Name: Ranjini Hariharan

Claim to fame: Nila Kaalam (2001)

Career Graph: Began acting at the age of 9
As a nine-year-old, it was Ranjini’s long locks that got her noticed. She’d given her pictures to a model coordinator, and was soon approached for a shampoo advertisement. “I already knew classical dance, and that helped during the auditions.”

From there, she did her first movie, Nila Kaalam, followed by  Pandavar Bhoomi, Thendral and  Naan Kadavul. “I used to travel in buses and share autos when I was in MOP Vaishnav College. I used to take the 24A route and you won’t believe how the college boys ragged me then! It was a little embarrassing, but it was still a good feeling.” After college, she worked in a bank for two years, but all the while kept juggling her interests: modelling, anchoring, singing Carnatic music and teaching classical dance.

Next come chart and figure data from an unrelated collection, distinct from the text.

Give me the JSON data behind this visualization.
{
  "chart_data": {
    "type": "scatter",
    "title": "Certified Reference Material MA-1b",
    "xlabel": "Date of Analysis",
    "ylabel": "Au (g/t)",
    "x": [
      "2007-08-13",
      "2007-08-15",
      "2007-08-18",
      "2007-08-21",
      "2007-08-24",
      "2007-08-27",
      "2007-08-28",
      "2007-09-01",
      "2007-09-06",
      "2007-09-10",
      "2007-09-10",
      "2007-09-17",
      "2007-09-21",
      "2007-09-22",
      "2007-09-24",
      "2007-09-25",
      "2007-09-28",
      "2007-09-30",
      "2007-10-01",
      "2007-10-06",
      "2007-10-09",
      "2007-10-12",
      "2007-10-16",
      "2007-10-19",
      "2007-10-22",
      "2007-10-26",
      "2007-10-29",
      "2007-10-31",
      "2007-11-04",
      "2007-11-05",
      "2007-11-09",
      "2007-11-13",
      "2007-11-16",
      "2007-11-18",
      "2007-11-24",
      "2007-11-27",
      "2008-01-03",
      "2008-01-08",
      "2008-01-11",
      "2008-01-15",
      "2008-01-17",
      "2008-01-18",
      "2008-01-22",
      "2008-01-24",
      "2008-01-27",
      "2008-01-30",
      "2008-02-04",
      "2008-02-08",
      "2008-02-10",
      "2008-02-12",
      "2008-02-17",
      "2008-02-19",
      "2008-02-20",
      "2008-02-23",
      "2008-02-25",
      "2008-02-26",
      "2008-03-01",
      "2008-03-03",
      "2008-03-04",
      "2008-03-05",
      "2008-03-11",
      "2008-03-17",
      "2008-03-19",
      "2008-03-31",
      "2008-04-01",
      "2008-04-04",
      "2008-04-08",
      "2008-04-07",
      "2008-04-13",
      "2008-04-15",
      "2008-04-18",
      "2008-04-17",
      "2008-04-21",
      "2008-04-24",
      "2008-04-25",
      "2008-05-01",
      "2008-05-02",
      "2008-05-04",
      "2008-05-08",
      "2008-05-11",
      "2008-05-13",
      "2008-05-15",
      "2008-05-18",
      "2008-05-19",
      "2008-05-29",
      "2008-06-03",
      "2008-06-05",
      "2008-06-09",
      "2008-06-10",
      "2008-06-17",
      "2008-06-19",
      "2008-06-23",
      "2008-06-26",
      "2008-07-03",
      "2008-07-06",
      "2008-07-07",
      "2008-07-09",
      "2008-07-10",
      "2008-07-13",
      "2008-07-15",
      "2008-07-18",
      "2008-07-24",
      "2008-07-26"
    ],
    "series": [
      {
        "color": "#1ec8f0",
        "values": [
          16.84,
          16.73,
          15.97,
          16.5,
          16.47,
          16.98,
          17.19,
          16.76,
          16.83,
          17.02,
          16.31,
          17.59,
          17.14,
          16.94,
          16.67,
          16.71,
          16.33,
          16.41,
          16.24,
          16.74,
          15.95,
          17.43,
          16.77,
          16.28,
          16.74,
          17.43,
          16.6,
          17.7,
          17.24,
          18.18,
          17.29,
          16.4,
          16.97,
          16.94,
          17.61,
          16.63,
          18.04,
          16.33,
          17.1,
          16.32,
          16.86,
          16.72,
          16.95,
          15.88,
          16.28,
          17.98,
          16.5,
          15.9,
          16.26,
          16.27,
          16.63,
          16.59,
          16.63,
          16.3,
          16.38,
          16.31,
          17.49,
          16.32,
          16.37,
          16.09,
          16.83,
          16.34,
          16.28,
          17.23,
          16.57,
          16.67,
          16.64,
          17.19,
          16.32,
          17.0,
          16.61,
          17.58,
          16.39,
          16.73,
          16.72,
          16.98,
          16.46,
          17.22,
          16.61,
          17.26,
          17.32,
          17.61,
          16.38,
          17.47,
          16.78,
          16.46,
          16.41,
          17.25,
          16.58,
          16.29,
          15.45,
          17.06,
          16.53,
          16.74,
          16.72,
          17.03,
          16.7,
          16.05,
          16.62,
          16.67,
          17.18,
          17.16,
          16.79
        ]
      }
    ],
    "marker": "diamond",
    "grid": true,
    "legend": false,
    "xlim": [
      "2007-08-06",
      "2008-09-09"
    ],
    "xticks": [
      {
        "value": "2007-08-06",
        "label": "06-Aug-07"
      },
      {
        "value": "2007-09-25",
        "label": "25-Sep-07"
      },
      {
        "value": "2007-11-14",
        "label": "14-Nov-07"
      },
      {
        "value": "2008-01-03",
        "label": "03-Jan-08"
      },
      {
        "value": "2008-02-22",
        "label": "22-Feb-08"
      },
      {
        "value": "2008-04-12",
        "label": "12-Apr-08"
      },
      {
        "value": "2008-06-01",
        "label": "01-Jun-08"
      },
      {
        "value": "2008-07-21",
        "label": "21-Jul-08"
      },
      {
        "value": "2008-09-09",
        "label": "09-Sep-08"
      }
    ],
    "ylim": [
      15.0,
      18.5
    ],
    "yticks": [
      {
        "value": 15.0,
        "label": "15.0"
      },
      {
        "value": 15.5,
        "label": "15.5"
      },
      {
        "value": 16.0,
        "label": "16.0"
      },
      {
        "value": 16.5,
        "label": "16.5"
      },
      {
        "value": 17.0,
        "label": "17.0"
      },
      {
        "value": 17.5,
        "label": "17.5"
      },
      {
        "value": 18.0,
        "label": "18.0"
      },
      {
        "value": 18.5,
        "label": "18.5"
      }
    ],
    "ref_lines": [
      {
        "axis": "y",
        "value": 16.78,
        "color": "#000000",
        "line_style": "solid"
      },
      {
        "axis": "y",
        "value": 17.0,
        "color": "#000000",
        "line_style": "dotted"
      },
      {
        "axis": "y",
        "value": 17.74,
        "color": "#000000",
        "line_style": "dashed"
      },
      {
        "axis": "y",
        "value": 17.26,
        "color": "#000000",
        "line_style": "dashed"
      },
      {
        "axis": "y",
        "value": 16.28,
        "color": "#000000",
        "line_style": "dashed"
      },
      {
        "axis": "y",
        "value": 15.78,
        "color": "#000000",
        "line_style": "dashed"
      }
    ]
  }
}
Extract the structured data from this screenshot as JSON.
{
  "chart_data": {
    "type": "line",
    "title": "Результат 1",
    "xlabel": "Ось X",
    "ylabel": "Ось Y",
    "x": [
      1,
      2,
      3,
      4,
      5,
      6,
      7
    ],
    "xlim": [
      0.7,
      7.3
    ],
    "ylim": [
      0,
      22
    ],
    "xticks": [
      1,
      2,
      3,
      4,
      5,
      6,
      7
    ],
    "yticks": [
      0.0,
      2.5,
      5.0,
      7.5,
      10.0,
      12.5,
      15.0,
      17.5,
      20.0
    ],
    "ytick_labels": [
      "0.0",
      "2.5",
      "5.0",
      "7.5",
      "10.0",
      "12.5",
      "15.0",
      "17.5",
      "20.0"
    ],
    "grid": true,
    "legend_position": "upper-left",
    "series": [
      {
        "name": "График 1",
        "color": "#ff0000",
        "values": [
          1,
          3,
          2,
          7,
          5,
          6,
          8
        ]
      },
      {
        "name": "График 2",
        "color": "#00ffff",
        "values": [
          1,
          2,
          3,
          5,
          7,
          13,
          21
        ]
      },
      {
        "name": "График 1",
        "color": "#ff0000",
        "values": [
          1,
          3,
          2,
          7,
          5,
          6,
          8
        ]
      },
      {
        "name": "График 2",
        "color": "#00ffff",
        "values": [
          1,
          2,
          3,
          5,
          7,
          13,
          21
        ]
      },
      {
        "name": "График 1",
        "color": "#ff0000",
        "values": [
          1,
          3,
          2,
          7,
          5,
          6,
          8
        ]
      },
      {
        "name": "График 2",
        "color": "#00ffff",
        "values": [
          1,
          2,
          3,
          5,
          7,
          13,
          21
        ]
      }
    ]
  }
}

Last year, she got married and moved to Hyderabad to be with her husband. Ranjini now pursues her passion: she works as the dance teacher at the Silver Oaks school, runs a dance academy in the evenings and continues taking music classes for her students in Chennai over Skype. Still, her fame follows her around. “A lot of my modelling pictures, from Chennai’s textile showrooms, have been used here as well. My students, when they went Deepavali shopping, took those pictures and brought it to school to show me,” giggles the 24-year-old.